Quantum Criticality with the Multi-scale Entanglement Renormalization Ansatz

TL;DR

This paper introduces the multi-scale entanglement renormalization ansatz (MERA) for analyzing quantum critical systems in one dimension, demonstrating its ability to extract conformal data and compare favorably with matrix product states.

Contribution

It provides a detailed introduction to MERA and showcases its effectiveness in characterizing quantum critical points and conformal field theories in one-dimensional systems.

Findings

MERA accurately characterizes critical quantum spin chains.

It extracts conformal data such as scaling dimensions.

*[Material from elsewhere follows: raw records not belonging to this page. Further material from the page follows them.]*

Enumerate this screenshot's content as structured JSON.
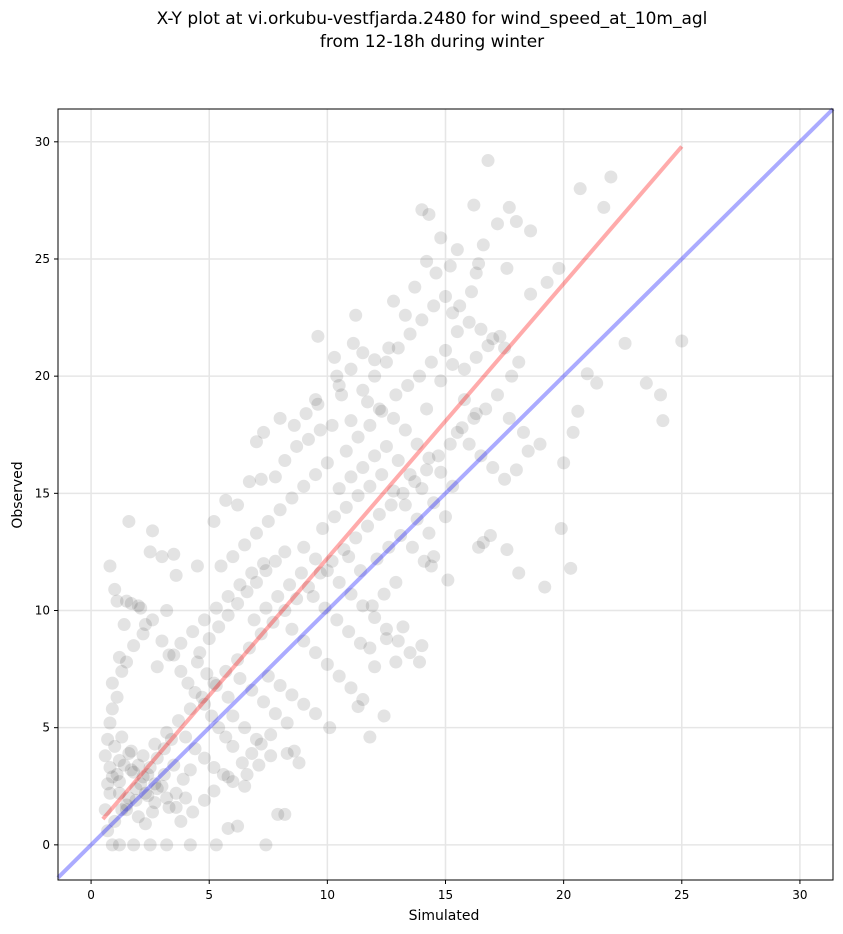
{
  "chart_data": {
    "type": "scatter",
    "title_line1": "X-Y plot at vi.orkubu-vestfjarda.2480 for wind_speed_at_10m_agl",
    "title_line2": "from 12-18h during winter",
    "xlabel": "Simulated",
    "ylabel": "Observed",
    "xlim": [
      -1.4,
      31.4
    ],
    "ylim": [
      -1.5,
      31.4
    ],
    "xticks": [
      0,
      5,
      10,
      15,
      20,
      25,
      30
    ],
    "yticks": [
      0,
      5,
      10,
      15,
      20,
      25,
      30
    ],
    "grid": true,
    "point_color": "#000000",
    "identity_line": {
      "x": [
        -1.4,
        31.4
      ],
      "y": [
        -1.4,
        31.4
      ],
      "color": "#0000ff"
    },
    "fit_line": {
      "x": [
        0.5,
        25
      ],
      "y": [
        1.1,
        29.8
      ],
      "color": "#ff0000"
    },
    "points": [
      [
        0.8,
        11.9
      ],
      [
        1.0,
        10.9
      ],
      [
        1.6,
        13.8
      ],
      [
        2.6,
        13.4
      ],
      [
        2.5,
        12.5
      ],
      [
        3.0,
        12.3
      ],
      [
        3.5,
        12.4
      ],
      [
        3.6,
        11.5
      ],
      [
        4.5,
        11.9
      ],
      [
        5.2,
        13.8
      ],
      [
        0.9,
        0.0
      ],
      [
        1.2,
        0.0
      ],
      [
        1.8,
        0.0
      ],
      [
        2.5,
        0.0
      ],
      [
        3.2,
        0.0
      ],
      [
        4.2,
        0.0
      ],
      [
        5.3,
        0.0
      ],
      [
        7.4,
        0.0
      ],
      [
        6.2,
        0.8
      ],
      [
        5.8,
        0.7
      ],
      [
        7.9,
        1.3
      ],
      [
        8.2,
        1.3
      ],
      [
        6.5,
        2.5
      ],
      [
        5.8,
        2.9
      ],
      [
        8.3,
        3.9
      ],
      [
        8.6,
        4.0
      ],
      [
        8.8,
        3.5
      ],
      [
        10.1,
        5.0
      ],
      [
        11.8,
        4.6
      ],
      [
        11.3,
        5.9
      ],
      [
        12.4,
        5.5
      ],
      [
        12.9,
        7.8
      ],
      [
        13.2,
        9.3
      ],
      [
        13.9,
        7.8
      ],
      [
        14.0,
        8.5
      ],
      [
        14.4,
        11.9
      ],
      [
        14.5,
        12.3
      ],
      [
        15.1,
        11.3
      ],
      [
        16.4,
        12.7
      ],
      [
        16.6,
        12.9
      ],
      [
        16.9,
        13.2
      ],
      [
        17.6,
        12.6
      ],
      [
        18.1,
        11.6
      ],
      [
        19.2,
        11.0
      ],
      [
        19.9,
        13.5
      ],
      [
        20.3,
        11.8
      ],
      [
        20.0,
        16.3
      ],
      [
        20.4,
        17.6
      ],
      [
        20.6,
        18.5
      ],
      [
        21.0,
        20.1
      ],
      [
        21.4,
        19.7
      ],
      [
        22.6,
        21.4
      ],
      [
        23.5,
        19.7
      ],
      [
        24.1,
        19.2
      ],
      [
        24.2,
        18.1
      ],
      [
        25.0,
        21.5
      ],
      [
        20.7,
        28.0
      ],
      [
        21.7,
        27.2
      ],
      [
        22.0,
        28.5
      ],
      [
        16.8,
        29.2
      ],
      [
        17.7,
        27.2
      ],
      [
        16.2,
        27.3
      ],
      [
        14.0,
        27.1
      ],
      [
        14.3,
        26.9
      ],
      [
        17.2,
        26.5
      ],
      [
        18.0,
        26.6
      ],
      [
        18.6,
        26.2
      ],
      [
        19.8,
        24.6
      ],
      [
        17.6,
        24.6
      ],
      [
        18.6,
        23.5
      ],
      [
        19.3,
        24.0
      ],
      [
        14.8,
        25.9
      ],
      [
        15.5,
        25.4
      ],
      [
        15.2,
        24.7
      ],
      [
        16.6,
        25.6
      ],
      [
        16.4,
        24.8
      ],
      [
        16.3,
        24.4
      ],
      [
        14.2,
        24.9
      ],
      [
        14.6,
        24.4
      ],
      [
        13.7,
        23.8
      ],
      [
        12.8,
        23.2
      ],
      [
        13.3,
        22.6
      ],
      [
        12.6,
        21.2
      ],
      [
        11.2,
        22.6
      ],
      [
        9.6,
        21.7
      ],
      [
        10.3,
        20.8
      ],
      [
        11.1,
        21.4
      ],
      [
        10.4,
        20.0
      ],
      [
        9.6,
        18.8
      ],
      [
        10.6,
        19.2
      ],
      [
        11.0,
        18.1
      ],
      [
        11.7,
        18.9
      ],
      [
        12.2,
        18.6
      ],
      [
        12.9,
        19.2
      ],
      [
        13.4,
        19.6
      ],
      [
        13.9,
        20.0
      ],
      [
        14.4,
        20.6
      ],
      [
        15.0,
        21.1
      ],
      [
        15.5,
        21.9
      ],
      [
        16.0,
        22.3
      ],
      [
        16.5,
        22.0
      ],
      [
        17.0,
        21.6
      ],
      [
        17.5,
        21.2
      ],
      [
        18.1,
        20.6
      ],
      [
        17.8,
        20.0
      ],
      [
        17.2,
        19.2
      ],
      [
        16.7,
        18.6
      ],
      [
        16.2,
        18.2
      ],
      [
        15.7,
        17.8
      ],
      [
        15.2,
        17.1
      ],
      [
        14.7,
        16.6
      ],
      [
        14.2,
        16.0
      ],
      [
        13.7,
        15.5
      ],
      [
        13.2,
        15.0
      ],
      [
        12.7,
        14.5
      ],
      [
        12.2,
        14.1
      ],
      [
        11.7,
        13.6
      ],
      [
        11.2,
        13.1
      ],
      [
        10.7,
        12.6
      ],
      [
        10.2,
        12.1
      ],
      [
        9.7,
        11.6
      ],
      [
        9.2,
        11.0
      ],
      [
        8.7,
        10.5
      ],
      [
        8.2,
        10.0
      ],
      [
        7.7,
        9.5
      ],
      [
        7.2,
        9.0
      ],
      [
        6.7,
        8.4
      ],
      [
        6.2,
        7.9
      ],
      [
        5.7,
        7.4
      ],
      [
        5.2,
        6.9
      ],
      [
        4.7,
        6.3
      ],
      [
        4.2,
        5.8
      ],
      [
        3.7,
        5.3
      ],
      [
        3.2,
        4.8
      ],
      [
        2.7,
        4.3
      ],
      [
        2.2,
        3.8
      ],
      [
        1.7,
        3.2
      ],
      [
        1.2,
        2.7
      ],
      [
        0.8,
        2.2
      ],
      [
        0.6,
        1.5
      ],
      [
        0.7,
        0.6
      ],
      [
        1.0,
        1.0
      ],
      [
        1.3,
        1.5
      ],
      [
        1.6,
        2.0
      ],
      [
        1.9,
        2.4
      ],
      [
        2.2,
        2.9
      ],
      [
        2.5,
        3.3
      ],
      [
        2.8,
        3.7
      ],
      [
        3.1,
        4.1
      ],
      [
        3.4,
        4.5
      ],
      [
        1.1,
        3.0
      ],
      [
        1.4,
        3.4
      ],
      [
        1.8,
        3.1
      ],
      [
        2.1,
        2.6
      ],
      [
        2.4,
        2.1
      ],
      [
        2.7,
        1.8
      ],
      [
        3.0,
        2.5
      ],
      [
        1.5,
        1.7
      ],
      [
        1.2,
        2.2
      ],
      [
        0.9,
        2.9
      ],
      [
        1.0,
        4.2
      ],
      [
        1.3,
        4.6
      ],
      [
        1.7,
        4.0
      ],
      [
        2.0,
        1.2
      ],
      [
        2.3,
        0.9
      ],
      [
        2.6,
        1.4
      ],
      [
        3.3,
        1.6
      ],
      [
        3.6,
        2.2
      ],
      [
        3.9,
        2.8
      ],
      [
        4.2,
        3.2
      ],
      [
        0.6,
        3.8
      ],
      [
        0.7,
        4.5
      ],
      [
        0.8,
        5.2
      ],
      [
        0.9,
        5.8
      ],
      [
        1.1,
        6.3
      ],
      [
        1.3,
        7.4
      ],
      [
        1.5,
        7.8
      ],
      [
        1.8,
        8.5
      ],
      [
        2.2,
        9.0
      ],
      [
        2.6,
        9.6
      ],
      [
        0.9,
        6.9
      ],
      [
        1.2,
        8.0
      ],
      [
        1.4,
        9.4
      ],
      [
        1.7,
        10.3
      ],
      [
        2.1,
        10.1
      ],
      [
        2.3,
        9.4
      ],
      [
        1.1,
        10.4
      ],
      [
        1.5,
        10.4
      ],
      [
        2.0,
        10.2
      ],
      [
        3.2,
        10.0
      ],
      [
        3.0,
        8.7
      ],
      [
        3.5,
        8.1
      ],
      [
        3.8,
        7.4
      ],
      [
        4.1,
        6.9
      ],
      [
        4.4,
        6.5
      ],
      [
        4.8,
        6.0
      ],
      [
        5.1,
        5.5
      ],
      [
        5.4,
        5.0
      ],
      [
        5.7,
        4.6
      ],
      [
        6.0,
        4.2
      ],
      [
        4.0,
        4.6
      ],
      [
        4.4,
        4.1
      ],
      [
        4.8,
        3.7
      ],
      [
        5.2,
        3.3
      ],
      [
        5.6,
        3.0
      ],
      [
        6.0,
        2.7
      ],
      [
        6.4,
        3.5
      ],
      [
        6.8,
        3.9
      ],
      [
        7.2,
        4.3
      ],
      [
        7.6,
        4.7
      ],
      [
        4.6,
        8.2
      ],
      [
        5.0,
        8.8
      ],
      [
        5.4,
        9.3
      ],
      [
        5.8,
        9.8
      ],
      [
        6.2,
        10.3
      ],
      [
        6.6,
        10.8
      ],
      [
        7.0,
        11.2
      ],
      [
        7.4,
        11.7
      ],
      [
        7.8,
        12.1
      ],
      [
        8.2,
        12.5
      ],
      [
        5.5,
        11.9
      ],
      [
        6.0,
        12.3
      ],
      [
        6.5,
        12.8
      ],
      [
        7.0,
        13.3
      ],
      [
        7.5,
        13.8
      ],
      [
        8.0,
        14.3
      ],
      [
        8.5,
        14.8
      ],
      [
        9.0,
        15.3
      ],
      [
        9.5,
        15.8
      ],
      [
        10.0,
        16.3
      ],
      [
        5.7,
        14.7
      ],
      [
        6.2,
        14.5
      ],
      [
        6.7,
        15.5
      ],
      [
        7.2,
        15.6
      ],
      [
        7.8,
        15.7
      ],
      [
        8.2,
        16.4
      ],
      [
        8.7,
        17.0
      ],
      [
        9.2,
        17.3
      ],
      [
        9.7,
        17.7
      ],
      [
        10.2,
        17.9
      ],
      [
        7.0,
        17.2
      ],
      [
        7.3,
        17.6
      ],
      [
        8.0,
        18.2
      ],
      [
        8.6,
        17.9
      ],
      [
        9.1,
        18.4
      ],
      [
        9.5,
        19.0
      ],
      [
        10.5,
        19.6
      ],
      [
        11.0,
        20.3
      ],
      [
        11.5,
        21.0
      ],
      [
        12.0,
        20.7
      ],
      [
        10.8,
        16.8
      ],
      [
        11.3,
        17.4
      ],
      [
        11.8,
        17.9
      ],
      [
        12.3,
        18.5
      ],
      [
        12.8,
        18.2
      ],
      [
        13.3,
        17.7
      ],
      [
        13.8,
        17.1
      ],
      [
        14.3,
        16.5
      ],
      [
        14.8,
        15.9
      ],
      [
        15.3,
        15.3
      ],
      [
        10.5,
        15.2
      ],
      [
        11.0,
        15.7
      ],
      [
        11.5,
        16.1
      ],
      [
        12.0,
        16.6
      ],
      [
        12.5,
        17.0
      ],
      [
        13.0,
        16.4
      ],
      [
        13.5,
        15.8
      ],
      [
        14.0,
        15.2
      ],
      [
        14.5,
        14.6
      ],
      [
        15.0,
        14.0
      ],
      [
        9.8,
        13.5
      ],
      [
        10.3,
        14.0
      ],
      [
        10.8,
        14.4
      ],
      [
        11.3,
        14.9
      ],
      [
        11.8,
        15.3
      ],
      [
        12.3,
        15.8
      ],
      [
        12.8,
        15.1
      ],
      [
        13.3,
        14.5
      ],
      [
        13.8,
        13.9
      ],
      [
        14.3,
        13.3
      ],
      [
        9.0,
        12.7
      ],
      [
        9.5,
        12.2
      ],
      [
        10.0,
        11.7
      ],
      [
        10.5,
        11.2
      ],
      [
        11.0,
        10.7
      ],
      [
        11.5,
        10.2
      ],
      [
        12.0,
        9.7
      ],
      [
        12.5,
        9.2
      ],
      [
        13.0,
        8.7
      ],
      [
        13.5,
        8.2
      ],
      [
        8.5,
        9.2
      ],
      [
        9.0,
        8.7
      ],
      [
        9.5,
        8.2
      ],
      [
        10.0,
        7.7
      ],
      [
        10.5,
        7.2
      ],
      [
        11.0,
        6.7
      ],
      [
        11.5,
        6.2
      ],
      [
        12.0,
        7.6
      ],
      [
        12.5,
        8.8
      ],
      [
        11.8,
        8.4
      ],
      [
        7.5,
        7.2
      ],
      [
        8.0,
        6.8
      ],
      [
        8.5,
        6.4
      ],
      [
        9.0,
        6.0
      ],
      [
        9.5,
        5.6
      ],
      [
        8.3,
        5.2
      ],
      [
        7.8,
        5.6
      ],
      [
        7.3,
        6.1
      ],
      [
        6.8,
        6.6
      ],
      [
        6.3,
        7.1
      ],
      [
        6.0,
        5.5
      ],
      [
        6.5,
        5.0
      ],
      [
        7.0,
        4.5
      ],
      [
        6.6,
        3.0
      ],
      [
        7.1,
        3.4
      ],
      [
        7.6,
        3.8
      ],
      [
        5.8,
        6.3
      ],
      [
        5.3,
        6.8
      ],
      [
        4.9,
        7.3
      ],
      [
        4.5,
        7.8
      ],
      [
        15.5,
        17.6
      ],
      [
        16.0,
        17.1
      ],
      [
        16.5,
        16.6
      ],
      [
        17.0,
        16.1
      ],
      [
        17.5,
        15.6
      ],
      [
        18.0,
        16.0
      ],
      [
        18.5,
        16.8
      ],
      [
        19.0,
        17.1
      ],
      [
        18.3,
        17.6
      ],
      [
        17.7,
        18.2
      ],
      [
        15.8,
        20.3
      ],
      [
        16.3,
        20.8
      ],
      [
        16.8,
        21.3
      ],
      [
        17.3,
        21.7
      ],
      [
        15.3,
        22.7
      ],
      [
        15.0,
        23.4
      ],
      [
        15.6,
        23.0
      ],
      [
        16.1,
        23.6
      ],
      [
        14.5,
        23.0
      ],
      [
        14.0,
        22.4
      ],
      [
        13.5,
        21.8
      ],
      [
        13.0,
        21.2
      ],
      [
        12.5,
        20.6
      ],
      [
        12.0,
        20.0
      ],
      [
        11.5,
        19.4
      ],
      [
        14.8,
        19.8
      ],
      [
        15.3,
        20.5
      ],
      [
        15.8,
        19.0
      ],
      [
        16.3,
        18.4
      ],
      [
        14.2,
        18.6
      ],
      [
        3.8,
        1.0
      ],
      [
        4.3,
        1.4
      ],
      [
        4.8,
        1.9
      ],
      [
        5.2,
        2.3
      ],
      [
        3.5,
        3.4
      ],
      [
        3.1,
        3.0
      ],
      [
        2.7,
        2.6
      ],
      [
        2.3,
        2.2
      ],
      [
        1.9,
        1.9
      ],
      [
        1.5,
        1.5
      ],
      [
        0.7,
        2.6
      ],
      [
        0.8,
        3.3
      ],
      [
        1.2,
        3.6
      ],
      [
        1.6,
        3.9
      ],
      [
        2.0,
        3.4
      ],
      [
        2.4,
        3.0
      ],
      [
        2.8,
        2.4
      ],
      [
        3.2,
        2.0
      ],
      [
        3.6,
        1.6
      ],
      [
        4.0,
        2.0
      ],
      [
        6.9,
        9.6
      ],
      [
        7.4,
        10.1
      ],
      [
        7.9,
        10.6
      ],
      [
        8.4,
        11.1
      ],
      [
        8.9,
        11.6
      ],
      [
        9.4,
        10.6
      ],
      [
        9.9,
        10.1
      ],
      [
        10.4,
        9.6
      ],
      [
        10.9,
        9.1
      ],
      [
        11.4,
        8.6
      ],
      [
        5.3,
        10.1
      ],
      [
        5.8,
        10.6
      ],
      [
        6.3,
        11.1
      ],
      [
        6.8,
        11.6
      ],
      [
        7.3,
        12.0
      ],
      [
        4.8,
        9.6
      ],
      [
        4.3,
        9.1
      ],
      [
        3.8,
        8.6
      ],
      [
        3.3,
        8.1
      ],
      [
        2.8,
        7.6
      ],
      [
        12.1,
        12.2
      ],
      [
        12.6,
        12.7
      ],
      [
        13.1,
        13.2
      ],
      [
        13.6,
        12.7
      ],
      [
        14.1,
        12.1
      ],
      [
        12.9,
        11.2
      ],
      [
        12.4,
        10.7
      ],
      [
        11.9,
        10.2
      ],
      [
        11.4,
        11.7
      ],
      [
        10.9,
        12.3
      ]
    ]
  }
}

MERA compares favorably with matrix product state methods.

Abstract

The goal of this manuscript is to provide an introduction to the multi-scale entanglement renormalization ansatz (MERA) and its application to the study of quantum critical systems. Only systems in one spatial dimension are considered. The MERA, in its scale-invariant form, is seen to offer direct numerical access to the scale-invariant operators of a critical theory. As a result, given a critical Hamiltonian on the lattice, the scale-invariant MERA can be used to characterize the underlying conformal field theory. The performance of the MERA is benchmarked for several critical quantum spin chains, namely Ising, Potts, XX and (modified) Heisenberg models, and an insightful comparison with results obtained using a matrix product state is made. The extraction of accurate conformal data, such as scaling dimensions and operator product expansion coefficients of both local and non-local primary fields, is also illustrated.